Two years after Bear Stearns' collapse ushered in the worst financial crisis in decades, the U.S. Senate Banking Committee will begin hammering out new rules for the financial system today.

Source: Source: Washington Post | Published on March 22, 2010

Republicans plan to introduce about 300 amendments to attempt to weaken or kill key provisions of a regulatory reform bill developed over months of negotiation by the committee's Democratic chairman, Senator Christopher Dodd.

Whether a bill emerges as Dodd hopes by Friday, when Congress is set to adjourn for two weeks, is uncertain.

Failure to produce a bill in the Senate could doom hopes for a broad rewrite of financial rules meant to ward off future crises like the one that punished the U.S. economy with its deepest recession since the Great Depression, dragging much of the global economy down with it.

Dodd has the votes to ram a Democratic bill through the committee. He may do that if he senses Republicans are not interested in legislating and want only to keep President Barack Obama and Democrats from achieving a top objective.

But some key Republicans on the committee maintain they want to reform financial regulation, and recognize Congress needs to act quickly since lawmakers will soon refocus on political campaigns ahead of the November elections.
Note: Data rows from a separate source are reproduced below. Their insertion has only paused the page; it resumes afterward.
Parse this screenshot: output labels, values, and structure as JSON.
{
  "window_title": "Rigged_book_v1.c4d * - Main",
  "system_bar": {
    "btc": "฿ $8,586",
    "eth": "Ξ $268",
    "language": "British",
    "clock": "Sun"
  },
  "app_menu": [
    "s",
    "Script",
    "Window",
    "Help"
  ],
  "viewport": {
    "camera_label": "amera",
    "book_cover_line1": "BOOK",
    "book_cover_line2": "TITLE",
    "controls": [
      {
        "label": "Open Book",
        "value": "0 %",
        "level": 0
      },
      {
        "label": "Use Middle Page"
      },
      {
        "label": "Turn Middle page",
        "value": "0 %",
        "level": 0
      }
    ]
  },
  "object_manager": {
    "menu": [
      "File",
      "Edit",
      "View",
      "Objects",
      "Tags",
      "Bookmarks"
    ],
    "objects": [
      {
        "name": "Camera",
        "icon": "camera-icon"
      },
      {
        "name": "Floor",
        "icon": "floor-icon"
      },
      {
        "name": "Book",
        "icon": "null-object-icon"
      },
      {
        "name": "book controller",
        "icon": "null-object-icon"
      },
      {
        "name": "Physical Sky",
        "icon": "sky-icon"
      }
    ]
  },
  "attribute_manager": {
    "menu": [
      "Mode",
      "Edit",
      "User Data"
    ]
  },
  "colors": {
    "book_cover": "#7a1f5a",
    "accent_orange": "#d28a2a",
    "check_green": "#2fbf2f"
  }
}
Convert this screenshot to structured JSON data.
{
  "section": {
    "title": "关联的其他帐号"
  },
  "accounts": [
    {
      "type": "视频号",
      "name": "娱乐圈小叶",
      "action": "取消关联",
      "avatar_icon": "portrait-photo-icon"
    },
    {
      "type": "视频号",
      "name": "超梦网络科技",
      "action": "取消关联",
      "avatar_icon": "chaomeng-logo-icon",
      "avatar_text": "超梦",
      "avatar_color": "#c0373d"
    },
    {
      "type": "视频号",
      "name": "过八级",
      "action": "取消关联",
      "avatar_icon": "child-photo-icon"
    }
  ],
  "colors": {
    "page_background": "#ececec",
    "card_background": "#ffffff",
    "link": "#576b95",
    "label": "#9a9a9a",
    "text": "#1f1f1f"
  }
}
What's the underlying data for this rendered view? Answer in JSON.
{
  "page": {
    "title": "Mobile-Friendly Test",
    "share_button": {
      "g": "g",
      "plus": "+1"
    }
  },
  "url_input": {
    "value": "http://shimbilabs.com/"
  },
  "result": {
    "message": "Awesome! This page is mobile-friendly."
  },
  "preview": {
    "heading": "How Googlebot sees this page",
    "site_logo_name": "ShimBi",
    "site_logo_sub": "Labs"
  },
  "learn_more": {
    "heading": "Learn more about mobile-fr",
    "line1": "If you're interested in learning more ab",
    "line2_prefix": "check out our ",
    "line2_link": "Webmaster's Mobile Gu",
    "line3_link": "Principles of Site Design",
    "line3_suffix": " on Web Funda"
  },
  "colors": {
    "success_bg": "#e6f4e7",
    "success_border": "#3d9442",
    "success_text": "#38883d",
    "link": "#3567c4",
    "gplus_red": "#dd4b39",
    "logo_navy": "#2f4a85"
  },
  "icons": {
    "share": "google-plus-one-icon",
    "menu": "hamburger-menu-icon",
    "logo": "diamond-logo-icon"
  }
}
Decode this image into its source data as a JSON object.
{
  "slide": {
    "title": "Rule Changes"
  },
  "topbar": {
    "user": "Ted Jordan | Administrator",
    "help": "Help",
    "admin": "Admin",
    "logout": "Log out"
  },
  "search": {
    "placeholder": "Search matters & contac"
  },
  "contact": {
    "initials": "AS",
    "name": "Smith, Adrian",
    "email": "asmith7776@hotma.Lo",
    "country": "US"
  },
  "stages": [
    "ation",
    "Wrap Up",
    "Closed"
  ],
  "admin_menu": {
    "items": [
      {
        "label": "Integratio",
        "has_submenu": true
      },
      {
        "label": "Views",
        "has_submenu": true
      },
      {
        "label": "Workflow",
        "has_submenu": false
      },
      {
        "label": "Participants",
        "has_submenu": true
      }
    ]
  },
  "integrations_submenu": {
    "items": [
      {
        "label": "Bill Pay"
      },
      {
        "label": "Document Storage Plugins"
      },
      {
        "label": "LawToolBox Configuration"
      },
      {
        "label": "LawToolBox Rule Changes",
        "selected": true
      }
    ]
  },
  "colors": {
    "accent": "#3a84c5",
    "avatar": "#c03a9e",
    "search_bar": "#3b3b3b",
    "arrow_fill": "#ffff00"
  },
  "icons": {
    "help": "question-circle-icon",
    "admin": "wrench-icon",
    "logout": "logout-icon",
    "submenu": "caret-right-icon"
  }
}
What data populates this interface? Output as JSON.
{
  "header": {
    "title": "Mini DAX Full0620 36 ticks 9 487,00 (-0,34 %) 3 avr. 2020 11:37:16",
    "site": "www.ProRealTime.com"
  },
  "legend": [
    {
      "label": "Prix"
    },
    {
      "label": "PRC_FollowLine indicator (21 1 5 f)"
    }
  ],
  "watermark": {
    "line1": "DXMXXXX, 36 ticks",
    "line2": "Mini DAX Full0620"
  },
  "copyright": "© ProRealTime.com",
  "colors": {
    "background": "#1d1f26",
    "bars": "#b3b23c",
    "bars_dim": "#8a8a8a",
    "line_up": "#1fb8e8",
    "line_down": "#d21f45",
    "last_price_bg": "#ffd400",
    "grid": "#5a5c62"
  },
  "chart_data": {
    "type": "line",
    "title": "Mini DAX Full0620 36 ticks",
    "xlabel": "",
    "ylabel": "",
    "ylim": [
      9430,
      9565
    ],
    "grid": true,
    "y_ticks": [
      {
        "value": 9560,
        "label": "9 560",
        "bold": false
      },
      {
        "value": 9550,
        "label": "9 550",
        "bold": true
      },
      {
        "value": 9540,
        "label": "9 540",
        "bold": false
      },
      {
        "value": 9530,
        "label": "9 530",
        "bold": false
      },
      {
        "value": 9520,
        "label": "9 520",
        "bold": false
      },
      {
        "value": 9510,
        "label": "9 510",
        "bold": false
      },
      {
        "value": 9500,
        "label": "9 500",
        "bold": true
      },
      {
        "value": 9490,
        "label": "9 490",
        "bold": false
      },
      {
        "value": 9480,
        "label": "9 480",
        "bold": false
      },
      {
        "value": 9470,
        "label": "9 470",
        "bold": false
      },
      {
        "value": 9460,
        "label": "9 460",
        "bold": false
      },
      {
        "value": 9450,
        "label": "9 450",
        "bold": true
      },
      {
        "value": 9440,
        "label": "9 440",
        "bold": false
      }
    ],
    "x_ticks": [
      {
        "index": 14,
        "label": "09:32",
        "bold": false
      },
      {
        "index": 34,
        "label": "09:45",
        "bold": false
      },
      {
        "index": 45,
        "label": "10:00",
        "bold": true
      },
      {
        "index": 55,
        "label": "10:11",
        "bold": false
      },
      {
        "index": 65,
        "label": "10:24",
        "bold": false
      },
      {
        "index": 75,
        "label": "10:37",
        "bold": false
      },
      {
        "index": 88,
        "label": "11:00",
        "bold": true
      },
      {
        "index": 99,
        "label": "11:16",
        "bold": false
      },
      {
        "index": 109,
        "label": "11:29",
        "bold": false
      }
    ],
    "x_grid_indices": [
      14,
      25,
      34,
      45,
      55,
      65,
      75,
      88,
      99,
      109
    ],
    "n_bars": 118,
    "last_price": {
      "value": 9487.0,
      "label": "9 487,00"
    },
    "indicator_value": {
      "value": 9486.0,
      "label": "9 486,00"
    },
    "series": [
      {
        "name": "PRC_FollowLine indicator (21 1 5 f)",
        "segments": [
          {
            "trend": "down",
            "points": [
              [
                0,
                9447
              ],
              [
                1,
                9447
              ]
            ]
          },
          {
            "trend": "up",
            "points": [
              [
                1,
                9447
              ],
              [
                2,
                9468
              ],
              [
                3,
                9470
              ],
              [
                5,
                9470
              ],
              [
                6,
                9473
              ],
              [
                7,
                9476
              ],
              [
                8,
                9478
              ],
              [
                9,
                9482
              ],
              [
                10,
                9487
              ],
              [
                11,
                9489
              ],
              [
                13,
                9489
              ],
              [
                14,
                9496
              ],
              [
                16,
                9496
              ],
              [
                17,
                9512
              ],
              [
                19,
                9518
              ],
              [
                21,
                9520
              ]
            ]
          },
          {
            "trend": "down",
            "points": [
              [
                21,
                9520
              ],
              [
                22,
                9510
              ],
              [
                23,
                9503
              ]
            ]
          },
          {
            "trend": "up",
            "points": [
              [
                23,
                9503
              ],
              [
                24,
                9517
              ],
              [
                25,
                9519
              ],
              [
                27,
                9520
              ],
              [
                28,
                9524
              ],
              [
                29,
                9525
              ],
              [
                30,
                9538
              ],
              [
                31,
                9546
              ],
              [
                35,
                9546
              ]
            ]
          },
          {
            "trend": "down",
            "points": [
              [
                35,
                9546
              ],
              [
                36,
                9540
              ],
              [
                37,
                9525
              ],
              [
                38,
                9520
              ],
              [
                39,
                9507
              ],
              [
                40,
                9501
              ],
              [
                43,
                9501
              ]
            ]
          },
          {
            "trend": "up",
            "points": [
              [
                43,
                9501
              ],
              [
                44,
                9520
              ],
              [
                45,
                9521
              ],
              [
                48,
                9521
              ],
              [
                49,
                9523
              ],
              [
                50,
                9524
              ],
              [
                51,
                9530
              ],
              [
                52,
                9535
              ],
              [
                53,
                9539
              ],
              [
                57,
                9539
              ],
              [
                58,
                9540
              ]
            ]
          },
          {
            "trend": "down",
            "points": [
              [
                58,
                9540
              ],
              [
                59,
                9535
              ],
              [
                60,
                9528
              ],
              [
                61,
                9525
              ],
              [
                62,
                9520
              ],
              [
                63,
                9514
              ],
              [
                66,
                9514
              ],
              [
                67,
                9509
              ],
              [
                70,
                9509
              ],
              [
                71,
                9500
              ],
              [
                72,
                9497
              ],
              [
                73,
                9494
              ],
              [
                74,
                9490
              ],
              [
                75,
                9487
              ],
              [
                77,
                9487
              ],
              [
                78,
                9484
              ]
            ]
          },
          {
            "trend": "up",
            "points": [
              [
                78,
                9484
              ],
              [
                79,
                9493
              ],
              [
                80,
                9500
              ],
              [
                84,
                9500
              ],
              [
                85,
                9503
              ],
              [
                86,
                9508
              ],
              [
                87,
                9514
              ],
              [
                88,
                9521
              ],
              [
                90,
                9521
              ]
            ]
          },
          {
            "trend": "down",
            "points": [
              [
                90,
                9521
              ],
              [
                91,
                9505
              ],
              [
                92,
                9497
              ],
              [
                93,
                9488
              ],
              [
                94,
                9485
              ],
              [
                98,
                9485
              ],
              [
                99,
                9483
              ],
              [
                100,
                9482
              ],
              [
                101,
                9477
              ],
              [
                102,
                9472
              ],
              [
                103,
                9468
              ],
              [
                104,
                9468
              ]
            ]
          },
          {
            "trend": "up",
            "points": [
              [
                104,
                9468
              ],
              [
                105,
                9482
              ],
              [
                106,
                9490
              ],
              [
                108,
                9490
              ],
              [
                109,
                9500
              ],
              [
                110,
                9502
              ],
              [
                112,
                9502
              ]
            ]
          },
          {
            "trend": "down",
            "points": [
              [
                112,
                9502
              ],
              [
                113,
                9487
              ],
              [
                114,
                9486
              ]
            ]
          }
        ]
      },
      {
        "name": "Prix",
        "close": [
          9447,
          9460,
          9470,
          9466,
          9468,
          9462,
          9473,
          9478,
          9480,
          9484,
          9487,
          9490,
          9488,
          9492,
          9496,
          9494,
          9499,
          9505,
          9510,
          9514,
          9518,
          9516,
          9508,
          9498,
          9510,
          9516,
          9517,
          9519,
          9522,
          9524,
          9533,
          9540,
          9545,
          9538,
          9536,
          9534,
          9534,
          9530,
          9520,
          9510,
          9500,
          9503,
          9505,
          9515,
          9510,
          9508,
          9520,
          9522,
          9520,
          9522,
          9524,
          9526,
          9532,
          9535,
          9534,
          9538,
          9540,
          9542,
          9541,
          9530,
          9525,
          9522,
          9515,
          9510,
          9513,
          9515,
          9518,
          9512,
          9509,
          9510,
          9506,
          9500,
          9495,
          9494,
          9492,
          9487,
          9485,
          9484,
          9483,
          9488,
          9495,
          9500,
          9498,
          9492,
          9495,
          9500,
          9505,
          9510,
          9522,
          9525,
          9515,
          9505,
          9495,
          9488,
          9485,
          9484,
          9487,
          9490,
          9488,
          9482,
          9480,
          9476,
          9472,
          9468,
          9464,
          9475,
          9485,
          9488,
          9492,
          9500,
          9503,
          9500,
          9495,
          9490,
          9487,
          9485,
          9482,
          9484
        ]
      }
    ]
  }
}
The committee is slated to begin its bill-drafting session at 5 p.m. EDT on Monday. It could last all week.

If a bill emerges with no Republican support, Democrats would be hard-pressed to muster the 60 votes that will almost certainly be needed to move the legislation through the full Senate, where Republicans now routinely throw up procedural roadblocks. The Democrats control only 59 votes.